KY Senate president weeps, expresses ‘hurt’ over UK players kneeling during anthem
Kentucky Senate President Robert Stivers wept on the Senate floor Monday in talking about how hurt he was to see the University of Kentucky men’s basketball team kneeling during the national anthem before a game Saturday at Florida.
Stivers said the kneeling is protected by freedom of speech. “Was it at the right place or the right time, that is debatable,” he said before reading a letter of his uncle, Franklin Stivers, in combat during the Korean War in December 1950, and talking about his son’s duty in the military.
Stivers’ emotional speech highlighted a round of reaction across the state regarding the kneeling.

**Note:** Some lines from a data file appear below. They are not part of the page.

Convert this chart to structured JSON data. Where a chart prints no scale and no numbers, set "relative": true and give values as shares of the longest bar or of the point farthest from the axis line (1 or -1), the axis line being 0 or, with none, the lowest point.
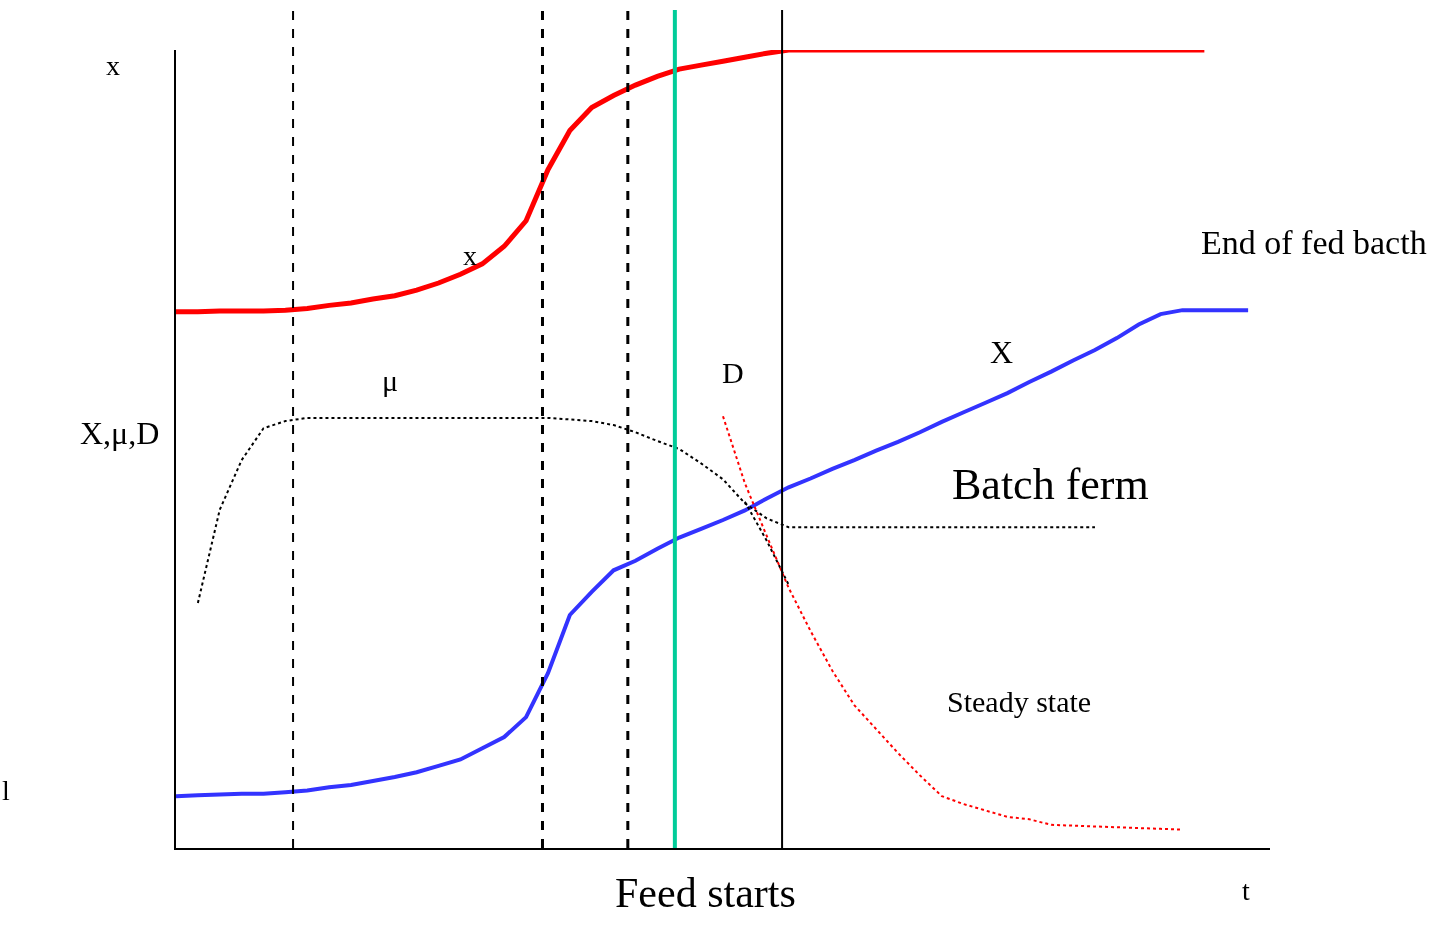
{
  "chart_data": {
    "type": "line",
    "relative": true,
    "xlabel": "t",
    "ylabel": "X,μ,D",
    "marker": "none",
    "categories": [
      null,
      null,
      null,
      null,
      null,
      null,
      null,
      null,
      null,
      null,
      null,
      null,
      null,
      null,
      null,
      null,
      null,
      null,
      null,
      null,
      null,
      null,
      null,
      null,
      null,
      null,
      null,
      null,
      null,
      null,
      null,
      null,
      null,
      null,
      null,
      null,
      null,
      null,
      null,
      null,
      null,
      null,
      null,
      null,
      null,
      null,
      null,
      null,
      null,
      null,
      null
    ],
    "series": [
      {
        "color": "#ff0000",
        "line_style": "solid",
        "values": [
          0.672,
          0.672,
          0.673,
          0.673,
          0.673,
          0.674,
          0.676,
          0.68,
          0.683,
          0.688,
          0.692,
          0.699,
          0.708,
          0.719,
          0.732,
          0.754,
          0.786,
          0.85,
          0.899,
          0.928,
          0.943,
          0.956,
          0.967,
          0.976,
          0.981,
          0.986,
          0.991,
          0.996,
          1.0,
          1.0,
          1.0,
          1.0,
          1.0,
          1.0,
          1.0,
          1.0,
          1.0,
          1.0,
          1.0,
          1.0,
          1.0,
          1.0,
          1.0,
          1.0,
          1.0,
          1.0,
          1.0,
          1.0,
          null,
          null,
          null
        ]
      },
      {
        "color": "#3333ff",
        "line_style": "solid",
        "values": [
          0.065,
          0.066,
          0.067,
          0.068,
          0.068,
          0.07,
          0.072,
          0.076,
          0.079,
          0.084,
          0.089,
          0.095,
          0.103,
          0.111,
          0.125,
          0.139,
          0.164,
          0.219,
          0.292,
          0.321,
          0.348,
          0.36,
          0.375,
          0.389,
          0.4,
          0.411,
          0.423,
          0.438,
          0.452,
          0.463,
          0.475,
          0.486,
          0.498,
          0.509,
          0.521,
          0.534,
          0.546,
          0.558,
          0.57,
          0.584,
          0.597,
          0.611,
          0.624,
          0.639,
          0.656,
          0.669,
          0.674,
          0.674,
          0.674,
          0.674,
          null
        ]
      },
      {
        "color": "#000000",
        "line_style": "dotted",
        "values": [
          null,
          0.307,
          0.424,
          0.486,
          0.526,
          0.535,
          0.539,
          0.539,
          0.539,
          0.539,
          0.539,
          0.539,
          0.539,
          0.539,
          0.539,
          0.539,
          0.539,
          0.539,
          0.537,
          0.535,
          0.53,
          0.521,
          0.51,
          0.5,
          0.482,
          0.462,
          0.432,
          0.413,
          0.402,
          0.402,
          0.402,
          0.402,
          0.402,
          0.402,
          0.402,
          0.402,
          0.402,
          0.402,
          0.402,
          0.402,
          0.402,
          0.402,
          0.402,
          null,
          null,
          null,
          null,
          null,
          null,
          null,
          null
        ]
      },
      {
        "color": "#000000",
        "line_style": "dotted",
        "values": [
          null,
          null,
          null,
          null,
          null,
          null,
          null,
          null,
          null,
          null,
          null,
          null,
          null,
          null,
          null,
          null,
          null,
          null,
          null,
          null,
          null,
          null,
          null,
          null,
          null,
          null,
          0.434,
          0.385,
          0.33,
          null,
          null,
          null,
          null,
          null,
          null,
          null,
          null,
          null,
          null,
          null,
          null,
          null,
          null,
          null,
          null,
          null,
          null,
          null,
          null,
          null,
          null
        ]
      },
      {
        "color": "#ff0000",
        "line_style": "dotted",
        "values": [
          null,
          null,
          null,
          null,
          null,
          null,
          null,
          null,
          null,
          null,
          null,
          null,
          null,
          null,
          null,
          null,
          null,
          null,
          null,
          null,
          null,
          null,
          null,
          null,
          null,
          0.541,
          0.457,
          0.391,
          0.326,
          0.272,
          0.222,
          0.179,
          0.149,
          0.119,
          0.091,
          0.065,
          0.055,
          0.047,
          0.039,
          0.036,
          0.029,
          0.028,
          0.027,
          0.026,
          0.025,
          0.024,
          0.023,
          null,
          null,
          null,
          null
        ]
      }
    ],
    "annotations": [
      "x",
      "l",
      "End of fed bacth",
      "x",
      "μ",
      "D",
      "X",
      "Batch ferm",
      "Steady state",
      "Feed starts"
    ]
  }
}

Laurel County Sheriff John Root and Jailer Jamie Mosely held a “burning party” of UK basketball apparel in protest. Root said on a Facebook post that UK may have won the game but lost respect. He criticized coach John Calipari, who joined the team in kneeling, for allowing the event.
Calipari defended his players, saying they care about the United States and are trying to understand life. The players said their action was in protest for various reasons, including racial injustice and the riot last Wednesday at the U.S. Capitol.
Stivers, in delivering what he said was one of the most difficult speeches in his political career, said young people in this country often don’t understand older people like him. He’s 59.
“People have died for this country. They have died to allow young men to go out on that floor and have the opportunity to play sports and speak their mind,” said Stivers, his voice cracking.
He said there are young men like his son who is in the military.
“He could have lived life without going into the military but he went, knowing that he will come home someday, hopefully of his own volition. And as his father, I pray that it is not in a flag-draped coffin.
“So you want to know the hurt that a parent has when he sees that, that people protest this nation and protest this flag, which is symbolic of my uncle and symbolic of what my son is willing to do, understand the hurt.”
The legislative leader said people should “step back and think about why young men and young women of all nationalities want to have a discussion.
“For the young people of this nation, think about the older people like me who have read these letters of their uncles, and know that their fathers and the grandfathers served, and were willing to serve, even until the point they may not come back.”
He said his son is willing to serve “to make sure that flag is something we can figuratively wrap around us every night and sleep with the protections of freedom. That is why some people hurt when they see this, even though they are protected and are free speech under the First Amendment.”
Sen. Johnnie L. Turner, R-Harlan, said the flag needs “all the respect that it can get.”